Ja. Technische Schutzmaßnahmen im Sinne des TOP-Prinzips sind Einrichtungen, die auf die Arbeitsumgebung wirken, unabhängig vom Verhalten der Beschäftigten. ecoBreezer®-Verdunstungskühler senken die Lufttemperatur am Arbeitsplatz durch aktive Kühlung der zugeführten Luft. Sie sind dauerhaft betreibbar, mess- und dokumentierbar und können in der Gefährdungsbeurteilung als technische Maßnahme aufgeführt werden. Eine Zertifizierung nach Kältemittelrecht (EU-F-Gase-VO) ist nicht erforderlich, da kein Kältemittel eingesetzt wird. Wir empfehlen, die Einordnung im konkreten Betriebskontext mit dem zuständigen Arbeitsschutzbeauftragten oder der Berufsgenossenschaft abzustimmen.
Können die Kosten für ecoBreezer® als Arbeits­sicher­heits­maß­nahme steuerlich geltend gemacht werden?

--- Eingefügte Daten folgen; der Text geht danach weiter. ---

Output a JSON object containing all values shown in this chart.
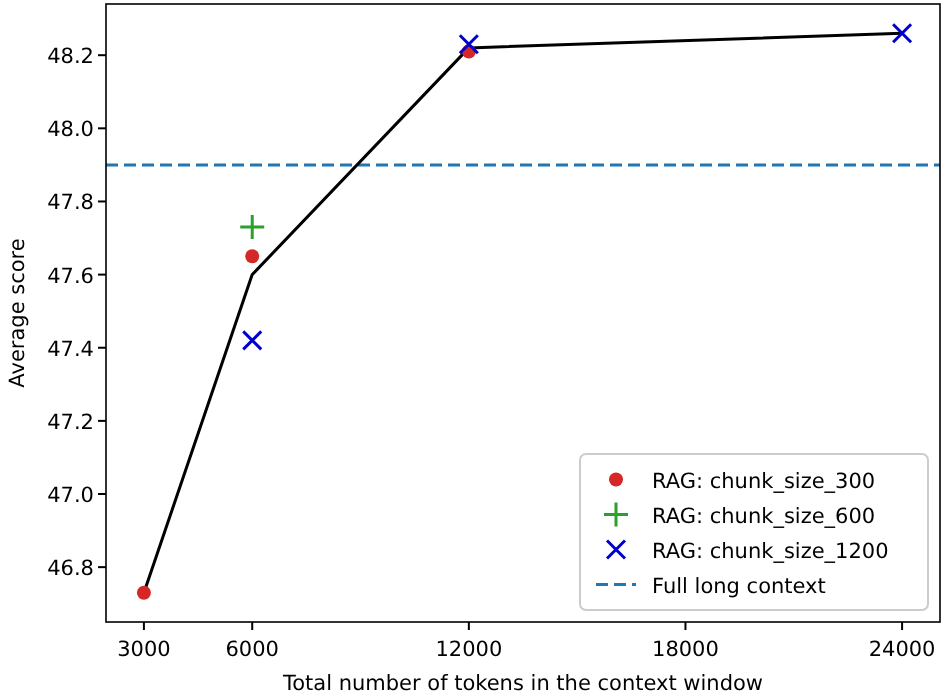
{
  "chart_data": {
    "type": "scatter",
    "xlabel": "Total number of tokens in the context window",
    "ylabel": "Average score",
    "xlim": [
      1950,
      25050
    ],
    "xticks": [
      3000,
      6000,
      12000,
      18000,
      24000
    ],
    "ylim": [
      46.65,
      48.34
    ],
    "yticks": [
      {
        "value": 46.8,
        "label": "46.8"
      },
      {
        "value": 47.0,
        "label": "47.0"
      },
      {
        "value": 47.2,
        "label": "47.2"
      },
      {
        "value": 47.4,
        "label": "47.4"
      },
      {
        "value": 47.6,
        "label": "47.6"
      },
      {
        "value": 47.8,
        "label": "47.8"
      },
      {
        "value": 48.0,
        "label": "48.0"
      },
      {
        "value": 48.2,
        "label": "48.2"
      }
    ],
    "series": [
      {
        "type": "line",
        "color": "#000000",
        "x": [
          3000,
          6000,
          12000,
          24000
        ],
        "values": [
          46.73,
          47.6,
          48.22,
          48.26
        ],
        "marker": "none"
      },
      {
        "name": "RAG: chunk_size_300",
        "color": "#d62728",
        "x": [
          3000,
          6000,
          12000
        ],
        "values": [
          46.73,
          47.65,
          48.21
        ],
        "marker": "circle"
      },
      {
        "name": "RAG: chunk_size_600",
        "color": "#2ca02c",
        "x": [
          6000
        ],
        "values": [
          47.73
        ],
        "marker": "cross"
      },
      {
        "name": "RAG: chunk_size_1200",
        "color": "#0000cc",
        "x": [
          6000,
          12000,
          24000
        ],
        "values": [
          47.42,
          48.23,
          48.26
        ],
        "marker": "x"
      }
    ],
    "ref_lines": [
      {
        "axis": "y",
        "value": 47.9,
        "label": "Full long context",
        "color": "#1f77b4",
        "line_style": "dashed"
      }
    ],
    "legend": "bottom right",
    "grid": false
  }
}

Investitionen in Maßnahmen, die der gesetzlich vor­ge­schrie­benen Arbeits­sicherheit dienen, sind in der Regel als Betriebs­aus­gaben abzugsfähig. Das gilt sowohl für Kauf als auch für Miete. Bei Geräten, die explizit zur Erfüllung der Anforderungen der ASR A3.5 angeschafft werden, ist die betriebliche Veranlassung klar gegeben. Im Einzelfall, ins­be­son­dere bei größeren Inves­titionen oder Leasing­kon­struktionen, empfiehlt sich die Abstimmung mit dem Steuerberater oder der Steuerberaterin. Wir stellen auf Wunsch Dokumentation zur Verfügung, die die Einordnung als Arbeitssicherheitsmaßnahme unterstützt.

Gibt es Nachweise oder Zertifizierungen für ecoBreezer®?

Ja. Alle unsere ecoBreezer®-Kühlgeräte entsprechen den geltenden europäischen Normen für elektrische Betriebsmittel, sind nach den rechtlichen EU-Bestimmungen CE-zertifiziert und sind wiederholt mit dem erento-Zertifikat für Exzellenz ausgezeichnet. Da kein Kältemittel eingesetzt wird, entfällt die Zer­ti­fi­zierungs­pflicht nach der EU-F-Gase-Verordnung (Verordnung (EU) 2024/573). Unsere Ver­duns­tungs­kühler sind in industriellen Umgebungen eingesetzt und erprobt. Referenzen aus Pro­duk­tion, Lagerung und Handwerk können auf Anfrage bereitgestellt werden. Technische Datenblätter mit Leis­tungs­werten (Luft­durch­satz, Tem­pe­ratur­ab­senkung, Energie­verbrauch) stellen wir für die Ge­fähr­dungs­be­ur­teilung zur Verfügung.